CAMBRIDGE: India may the most important unheralded story of the world economy in coming years. Though India's one billion people constitute nothing less than one-sixth of humanity, and notwithstanding the fact that India is the world's largest democracy, India remains off the radar screen for most observers of the world economy. This may change soon, for India is on the move. If it remains on course with economic reforms, India will be one of the fastest growing economies in the world in the next few years, and will become one of the premier locations for foreign investment. India's global political influence is likely to rise in conjunction with economic success, benefiting both the cause of democracy as well as the global economy.

India's low profile is easy to understand.
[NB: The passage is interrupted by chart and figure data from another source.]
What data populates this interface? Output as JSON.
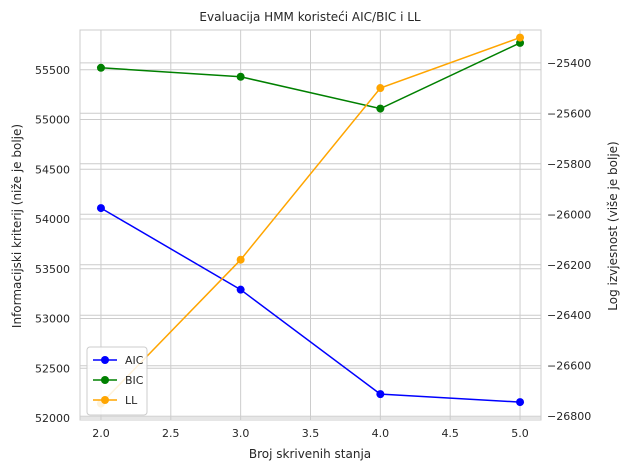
{
  "chart_data": {
    "type": "line",
    "title": "Evaluacija HMM koristeći AIC/BIC i LL",
    "xlabel": "Broj skrivenih stanja",
    "ylabel_left": "Informacijski kriterij (niže je bolje)",
    "ylabel_right": "Log izvjesnost (više je bolje)",
    "x": [
      2.0,
      3.0,
      4.0,
      5.0
    ],
    "x_ticks": [
      "2.0",
      "2.5",
      "3.0",
      "3.5",
      "4.0",
      "4.5",
      "5.0"
    ],
    "xlim": [
      1.85,
      5.15
    ],
    "y_left_ticks": [
      "52000",
      "52500",
      "53000",
      "53500",
      "54000",
      "54500",
      "55000",
      "55500"
    ],
    "ylim_left": [
      51980,
      55900
    ],
    "y_right_ticks": [
      "−26800",
      "−26600",
      "−26400",
      "−26200",
      "−26000",
      "−25800",
      "−25600",
      "−25400"
    ],
    "ylim_right": [
      -26815,
      -25270
    ],
    "grid": true,
    "legend_position": "lower-left",
    "series": [
      {
        "name": "AIC",
        "axis": "left",
        "color": "#0000ff",
        "values": [
          54110,
          53290,
          52240,
          52160
        ]
      },
      {
        "name": "BIC",
        "axis": "left",
        "color": "#008000",
        "values": [
          55520,
          55430,
          55110,
          55770
        ]
      },
      {
        "name": "LL",
        "axis": "right",
        "color": "#ffa500",
        "values": [
          -26750,
          -26180,
          -25500,
          -25300
        ]
      }
    ]
  }
}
Upon independence half a century ago, India's first Prime Minister, Jawaharlal Nehru, set India on a course of protectionism and socialism – two of the most self-defeating economic strategies of modern times. To a country that had struggled for decades against British imperialism, however, neither capitalism nor openness to foreign investors seemed a prudent course. While India made important advances – in science, agricultural technology, and democratic institutions – the economy remained below its potential for decades. Only when India chose a course of market reforms in the mid-1980s did the outlook improve. With a decisive turn towards open trade and market liberalization in 1991, India finally broke free of the shackles of a failed economic strategy.

During the 1990s, India found its footing as a market economy integrating with the world. Because of its poverty, its complexity, and its vastness (even national elections have to be held over the course of several weeks, to accommodate hundreds of millions of voters), the uptake of market reforms has been gradual, but also remarkably resilient to shocks. The old centralized political structure built around Nehru's Congress Party collapsed in the mid-1990s, giving way to a succession of weak multi-party governments. But the remarkable underlying truth is that each new government endorsed the direction of globalization and market reforms, so much so that the basic reform direction is now a national consensus of virtually every major party.